If your container appears here, check your mounts. A hung NFS share or a disk with 100% iowait is usually the culprit. You must fix the hardware or network hang before the process can vanish. Often, a host reboot is the only way to clear a D-state process.

Method 5: Restarting the Docker Engine

When the internal state of containerd becomes corrupted, a service refresh often clears the ghost events.

sudo systemctl restart docker

Warning: This will stop all running containers unless you have "live-restore": true configured in your daemon.json.

How to Prevent Stuck Containers

1. Use a Proper Init Process

Most apps aren't built to be PID 1. They don't handle signals like a system init would.

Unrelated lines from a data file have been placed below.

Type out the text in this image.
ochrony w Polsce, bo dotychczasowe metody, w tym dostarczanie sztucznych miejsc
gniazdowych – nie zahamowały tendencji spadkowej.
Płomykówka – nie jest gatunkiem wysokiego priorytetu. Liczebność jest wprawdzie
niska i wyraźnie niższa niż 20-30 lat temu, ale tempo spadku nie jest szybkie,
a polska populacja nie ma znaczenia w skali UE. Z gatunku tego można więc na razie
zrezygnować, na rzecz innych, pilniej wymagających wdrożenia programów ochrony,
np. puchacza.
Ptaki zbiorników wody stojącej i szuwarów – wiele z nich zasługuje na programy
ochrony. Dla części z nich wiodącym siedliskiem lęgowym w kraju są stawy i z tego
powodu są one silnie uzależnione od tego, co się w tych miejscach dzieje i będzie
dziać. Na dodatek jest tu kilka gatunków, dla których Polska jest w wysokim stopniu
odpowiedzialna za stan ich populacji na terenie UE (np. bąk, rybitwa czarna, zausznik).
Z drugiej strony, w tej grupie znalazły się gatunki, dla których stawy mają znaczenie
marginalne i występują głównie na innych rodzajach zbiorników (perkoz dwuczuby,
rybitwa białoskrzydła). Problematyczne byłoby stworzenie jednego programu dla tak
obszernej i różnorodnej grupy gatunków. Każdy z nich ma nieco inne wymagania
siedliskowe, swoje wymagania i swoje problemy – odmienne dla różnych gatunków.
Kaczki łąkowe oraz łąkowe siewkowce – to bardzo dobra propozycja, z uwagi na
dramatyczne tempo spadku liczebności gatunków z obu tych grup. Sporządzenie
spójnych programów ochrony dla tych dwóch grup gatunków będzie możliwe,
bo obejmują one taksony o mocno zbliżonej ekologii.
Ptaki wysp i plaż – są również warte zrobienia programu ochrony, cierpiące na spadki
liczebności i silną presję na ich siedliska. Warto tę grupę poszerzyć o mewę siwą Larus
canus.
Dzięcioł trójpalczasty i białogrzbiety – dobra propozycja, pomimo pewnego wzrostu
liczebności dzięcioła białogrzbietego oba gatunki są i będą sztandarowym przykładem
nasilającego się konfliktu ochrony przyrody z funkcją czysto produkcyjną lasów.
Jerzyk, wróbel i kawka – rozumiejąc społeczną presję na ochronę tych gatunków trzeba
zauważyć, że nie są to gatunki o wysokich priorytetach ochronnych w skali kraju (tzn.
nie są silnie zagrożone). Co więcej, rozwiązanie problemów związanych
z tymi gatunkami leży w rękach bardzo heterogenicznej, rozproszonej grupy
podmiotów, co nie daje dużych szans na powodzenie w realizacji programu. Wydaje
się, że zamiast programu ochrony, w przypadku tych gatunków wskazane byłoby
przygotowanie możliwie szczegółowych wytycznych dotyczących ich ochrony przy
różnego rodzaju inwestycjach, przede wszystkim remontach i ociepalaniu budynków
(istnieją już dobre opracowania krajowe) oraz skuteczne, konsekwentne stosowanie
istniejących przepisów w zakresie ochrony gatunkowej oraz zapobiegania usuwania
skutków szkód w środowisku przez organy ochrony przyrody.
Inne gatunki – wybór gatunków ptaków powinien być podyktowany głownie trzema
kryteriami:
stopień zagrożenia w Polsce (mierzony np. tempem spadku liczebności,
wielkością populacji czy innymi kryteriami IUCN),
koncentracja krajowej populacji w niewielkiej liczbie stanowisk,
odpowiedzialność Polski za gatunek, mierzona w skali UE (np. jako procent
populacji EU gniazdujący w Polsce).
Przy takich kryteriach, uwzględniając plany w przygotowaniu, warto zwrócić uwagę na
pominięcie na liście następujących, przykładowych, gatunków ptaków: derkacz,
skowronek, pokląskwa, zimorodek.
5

Use the --init flag to wrap your app in tini, a lightweight init binary that handles signal forwarding correctly.

docker run --init my-image

2. Add Graceful Shutdown Logic

Ensure your application listens for SIGTERM. If you're using Node.js, your app should look like this:

process.on('SIGTERM', () => {
  server.close(() => {
    console.log('Shutting down gracefully...');
    process.exit(0);
  });
});

3. Tune the Stop Timeout

If your database needs 20 seconds to flush buffers, Docker's 10-second default will cause a force-kill. Give your container more time to exit cleanly.

docker stop --time=30 my-container

Final Verification

Confirm the container has been released from memory:

docker ps -a | grep my-container

If the status is Exited or the container is gone, the fix worked. You can now safely remove the remains with docker rm my-container and start fresh.